The number of times a team could touch the ball before it went over the net was eventually established at three. The first rules allowed an unlimited number of hits. The earliest games in Morgan’s gym were played with the rubber bladder from inside a basketball. Spalding made the first official volleyball in 1896. By 1900, the standard shape and weight of the ball were almost identical to those used today.

The height of the net was raised to make play more challenging. Today, the net is just under eight feet for men’s competition (2.43 meters) and just over seven feet (2.24 meters) for women’s. Under the original rules of volleyball, a team had to score 21 points to win a game.
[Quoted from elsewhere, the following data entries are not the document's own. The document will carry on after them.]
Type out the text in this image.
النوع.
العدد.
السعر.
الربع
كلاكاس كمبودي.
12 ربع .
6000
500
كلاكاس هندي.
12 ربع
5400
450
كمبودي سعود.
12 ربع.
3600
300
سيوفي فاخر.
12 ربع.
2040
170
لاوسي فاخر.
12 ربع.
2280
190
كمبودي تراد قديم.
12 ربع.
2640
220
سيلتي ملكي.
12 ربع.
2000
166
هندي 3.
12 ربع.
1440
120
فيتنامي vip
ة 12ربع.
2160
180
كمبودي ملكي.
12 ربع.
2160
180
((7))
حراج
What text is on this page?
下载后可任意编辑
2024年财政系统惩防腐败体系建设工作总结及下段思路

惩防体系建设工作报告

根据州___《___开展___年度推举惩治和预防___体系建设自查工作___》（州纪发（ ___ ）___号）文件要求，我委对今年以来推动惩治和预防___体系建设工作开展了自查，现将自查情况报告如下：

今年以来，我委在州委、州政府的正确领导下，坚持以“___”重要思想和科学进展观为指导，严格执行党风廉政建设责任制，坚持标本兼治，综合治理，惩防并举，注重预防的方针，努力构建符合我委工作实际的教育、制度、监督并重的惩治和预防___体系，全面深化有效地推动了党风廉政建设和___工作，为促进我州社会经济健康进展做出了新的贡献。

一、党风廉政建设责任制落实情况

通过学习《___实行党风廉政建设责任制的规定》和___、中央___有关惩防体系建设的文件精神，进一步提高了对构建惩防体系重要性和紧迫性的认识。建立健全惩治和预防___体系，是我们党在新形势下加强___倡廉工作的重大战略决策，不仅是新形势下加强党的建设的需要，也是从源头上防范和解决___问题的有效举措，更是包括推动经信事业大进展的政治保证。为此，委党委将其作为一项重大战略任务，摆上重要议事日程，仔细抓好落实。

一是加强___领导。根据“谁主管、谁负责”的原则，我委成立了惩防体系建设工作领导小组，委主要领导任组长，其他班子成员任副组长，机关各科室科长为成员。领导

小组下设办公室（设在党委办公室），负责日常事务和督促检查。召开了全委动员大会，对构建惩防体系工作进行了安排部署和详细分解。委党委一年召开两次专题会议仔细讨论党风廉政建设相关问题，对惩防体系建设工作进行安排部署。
In 1917, that number was reduced to 15.

Giving the Game Away
YMCA workers took the game from Holyoke to US missionary schools in Asia. The game became very popular in the East as was played in the Oriental Games as early as 1913. Volleyball also caught on in Russia. When regular international competition began in the 1950s, Russia was the dominant team. During the World War I, United States troops introduced volleyball in Europe.

You know a sport has really arrived when official governing bodies are established. For volleyball, this happened in 1928 when the United States Volleyball Association was formed. The organization later became USA Volleyball. The Fédération Internationale de Volley-ball (FIVB) was founded in 1947. In 1949, the first men’s world championship tournament took place in Prague, Czechoslovakia.

Not Just for Middle-Aged Men
It quickly became apparent that volleyball had appeal far beyond the middle-aged men it was originally introduced to. Colleges and high schools began to adopt the sport for both men and women. Volleyball became the competitive fall sport for girls. The first US national volleyball championships for women were played in 1949, 54 years after women began competing in the game. The first international championships for women were played in 1952 in Moscow.